Cervical collar application remains prevalent in trauma care despite the absence of evidence of neurological benefit from spinal immobilisation. Clinical behaviour in this area has proven resistant to change, and the persistence of the collar requires explanation beyond the evidential debate alone.

The fear of cervical injury has origins that predate clinical practice. Neurobiological preparedness theory suggests that threat associations linked to survival-relevant stimuli are more rapidly acquired and more durably maintained than other learned fears; the cervical region is a plausible candidate for this form of prepared response.
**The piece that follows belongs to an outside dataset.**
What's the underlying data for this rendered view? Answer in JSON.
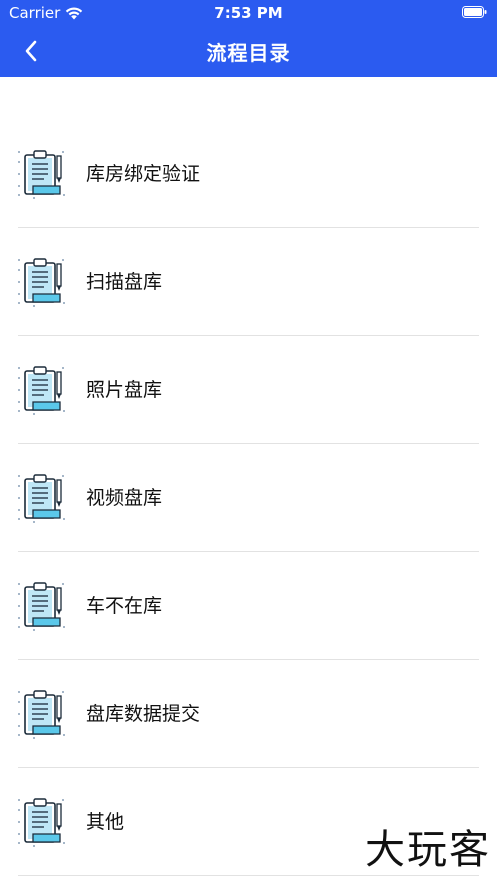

This disposition has been reinforced by centuries of cultural practice: capital punishment across civilisations has concentrated on the neck, and its apparatus has entered clinical language through terms such as the hangman's fracture and coup du lapin. The resulting cultural weight on cervical injury shapes illness behaviour, as demonstrated by natural experiments linking whiplash outcomes to compensation context. In the clinical setting, nocebo mechanisms may cause interventions that signal severity, including the collar, to perpetuate the disability they are designed to prevent. Cognitive biases compound this: pattern-based reasoning in high-stakes situations, defensive practice, and the availability heuristic all incline clinicians towards immobilisation regardless of the evidence. The collar may therefore function, in part, as an anxiety management device for clinician and patient alike.

Conclusion

Resistance to reforming immobilisation practice is unlikely to yield to evidence translation alone. Effective change requires explicit engagement with the evolutionary, historical, linguistic, and cognitive determinants of cervical injury fear, alongside the evidential case for gentle patient handling.